Impact immédiat sur les exportations
Trois sources ont indiqué que ces restrictions avaient conduit à l’arrêt presque immédiat des expéditions des sept éléments concernés : samarium, gadolinium, terbium, dysprosium, lutétium, scandium et yttrium. Ce regroupement d’éléments est crucial pour des secteurs tels que la défense, les véhicules électriques, l’énergie renouvelable et l’électronique, la Chine étant responsable d’environ 90% du marché mondial.
D’après un commerçant en provenance de Chine : « Lorsqu’on lui a demandé à mes clients lorsque leurs cargaisons pourront quitter la Chine, nous leur donnons environ 60 jours, mais cela peut prendre plus de temps que cela. »
Pour exporter ces matériaux désormais soumis à contrôle strict, les entreprises doivent solliciter une licence auprès du ministère chinois du Commerce (MOFCOM).
Conséquences économiques et stratégiques
Les délais nécessaires pour obtenir cette licence peuvent varier considérablement ; il faut compter entre six semaines et plusieurs mois. Bien qu’il ne s’agisse pas d’une interdiction totale mais plutôt d’une restriction ciblée sur l’exportation, cela pourrait entraîner une chute significative du volume exporté.
Le cabinet d’avocats Holland & Knight prévient ainsi : « Cette décision est susceptible d’avoir des impacts à la fois immédiats et stratégiques sur les chaînes d’approvisionnement mondiales […] L’annonce pourrait entraîner une augmentation de l’incertitude réglementaire pression à la hausse sur les prix… »
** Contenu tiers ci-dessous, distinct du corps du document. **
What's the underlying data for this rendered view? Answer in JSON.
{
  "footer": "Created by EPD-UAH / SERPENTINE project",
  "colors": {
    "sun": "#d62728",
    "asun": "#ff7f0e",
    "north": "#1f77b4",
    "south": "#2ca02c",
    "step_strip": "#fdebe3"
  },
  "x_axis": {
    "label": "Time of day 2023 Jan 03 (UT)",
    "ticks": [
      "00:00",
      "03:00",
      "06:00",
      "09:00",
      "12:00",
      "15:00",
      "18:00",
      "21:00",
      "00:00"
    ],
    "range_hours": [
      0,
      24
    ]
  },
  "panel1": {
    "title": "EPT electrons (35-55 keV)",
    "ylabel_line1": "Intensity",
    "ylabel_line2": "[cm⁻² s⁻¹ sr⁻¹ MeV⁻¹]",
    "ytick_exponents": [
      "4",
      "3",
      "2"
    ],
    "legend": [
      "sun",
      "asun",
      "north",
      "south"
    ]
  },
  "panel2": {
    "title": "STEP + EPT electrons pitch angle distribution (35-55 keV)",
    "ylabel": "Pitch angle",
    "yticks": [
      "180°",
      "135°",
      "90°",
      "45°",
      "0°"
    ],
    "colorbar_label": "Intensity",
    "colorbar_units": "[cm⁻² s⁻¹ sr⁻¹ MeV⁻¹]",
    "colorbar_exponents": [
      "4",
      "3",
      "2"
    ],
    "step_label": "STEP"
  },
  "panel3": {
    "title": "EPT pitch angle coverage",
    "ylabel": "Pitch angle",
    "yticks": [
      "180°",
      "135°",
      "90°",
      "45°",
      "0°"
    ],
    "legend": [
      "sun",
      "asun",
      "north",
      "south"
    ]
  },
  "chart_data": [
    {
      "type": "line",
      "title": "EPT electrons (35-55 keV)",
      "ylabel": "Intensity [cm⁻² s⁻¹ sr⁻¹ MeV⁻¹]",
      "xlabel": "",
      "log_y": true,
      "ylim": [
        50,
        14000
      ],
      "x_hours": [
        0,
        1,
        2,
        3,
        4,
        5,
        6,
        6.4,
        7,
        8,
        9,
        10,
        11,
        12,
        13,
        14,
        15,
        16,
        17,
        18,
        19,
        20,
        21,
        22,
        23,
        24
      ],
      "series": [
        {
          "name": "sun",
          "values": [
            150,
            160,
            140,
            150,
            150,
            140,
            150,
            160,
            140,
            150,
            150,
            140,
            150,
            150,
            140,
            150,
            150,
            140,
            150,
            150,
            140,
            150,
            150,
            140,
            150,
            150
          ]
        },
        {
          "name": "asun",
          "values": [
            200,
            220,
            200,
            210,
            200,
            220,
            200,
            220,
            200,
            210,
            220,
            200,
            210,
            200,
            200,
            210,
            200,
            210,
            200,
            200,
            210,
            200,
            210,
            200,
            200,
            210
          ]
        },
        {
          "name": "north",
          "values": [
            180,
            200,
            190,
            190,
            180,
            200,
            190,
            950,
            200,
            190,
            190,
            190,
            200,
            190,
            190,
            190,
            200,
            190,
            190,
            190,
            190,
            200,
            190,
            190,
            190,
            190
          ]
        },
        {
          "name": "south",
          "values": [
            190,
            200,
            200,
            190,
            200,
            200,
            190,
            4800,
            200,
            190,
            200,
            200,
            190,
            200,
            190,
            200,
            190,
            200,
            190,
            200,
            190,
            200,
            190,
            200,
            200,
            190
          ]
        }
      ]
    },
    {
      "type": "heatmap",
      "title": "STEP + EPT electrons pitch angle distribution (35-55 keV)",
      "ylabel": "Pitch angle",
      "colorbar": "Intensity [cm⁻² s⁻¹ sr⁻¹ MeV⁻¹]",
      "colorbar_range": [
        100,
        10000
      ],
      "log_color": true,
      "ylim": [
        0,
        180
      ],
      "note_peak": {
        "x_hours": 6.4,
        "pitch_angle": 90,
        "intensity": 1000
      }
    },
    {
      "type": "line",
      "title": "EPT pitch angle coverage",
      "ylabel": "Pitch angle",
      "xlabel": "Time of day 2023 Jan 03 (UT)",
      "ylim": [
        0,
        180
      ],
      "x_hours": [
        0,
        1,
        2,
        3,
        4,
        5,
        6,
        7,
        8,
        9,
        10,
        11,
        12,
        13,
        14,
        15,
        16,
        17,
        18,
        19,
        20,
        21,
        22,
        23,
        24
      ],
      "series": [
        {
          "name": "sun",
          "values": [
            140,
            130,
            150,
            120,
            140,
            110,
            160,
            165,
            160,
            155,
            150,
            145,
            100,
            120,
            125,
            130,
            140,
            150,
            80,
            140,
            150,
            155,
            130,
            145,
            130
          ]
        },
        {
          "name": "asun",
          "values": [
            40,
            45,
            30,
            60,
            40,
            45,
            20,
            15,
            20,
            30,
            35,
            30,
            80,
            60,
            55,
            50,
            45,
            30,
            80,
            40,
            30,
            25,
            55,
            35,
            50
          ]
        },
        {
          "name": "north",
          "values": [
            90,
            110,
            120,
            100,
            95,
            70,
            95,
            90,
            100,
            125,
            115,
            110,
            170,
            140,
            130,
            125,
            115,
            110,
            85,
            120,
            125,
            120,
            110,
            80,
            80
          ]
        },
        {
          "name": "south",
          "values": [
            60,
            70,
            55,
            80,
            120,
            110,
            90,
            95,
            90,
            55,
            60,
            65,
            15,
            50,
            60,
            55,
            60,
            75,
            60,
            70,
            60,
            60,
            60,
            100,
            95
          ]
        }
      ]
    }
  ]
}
Cette situation met également en lumière l’urgence pour certains pays et industries dépendant fortement de ces ressources rares de diversifier leurs approvisionnements afin de réduire leur vulnérabilité face aux fluctuations géopolitiques.
Ouverture
Alors que se poursuivent les négociations commerciales entre Washington et Pékin, cette escalade autour des terres rares souligne l’interdépendance croissante dans le domaine économique mondial ainsi que la nécessité pour chaque pays concerné de réfléchir sérieusement à ses stratégies logistiques futures.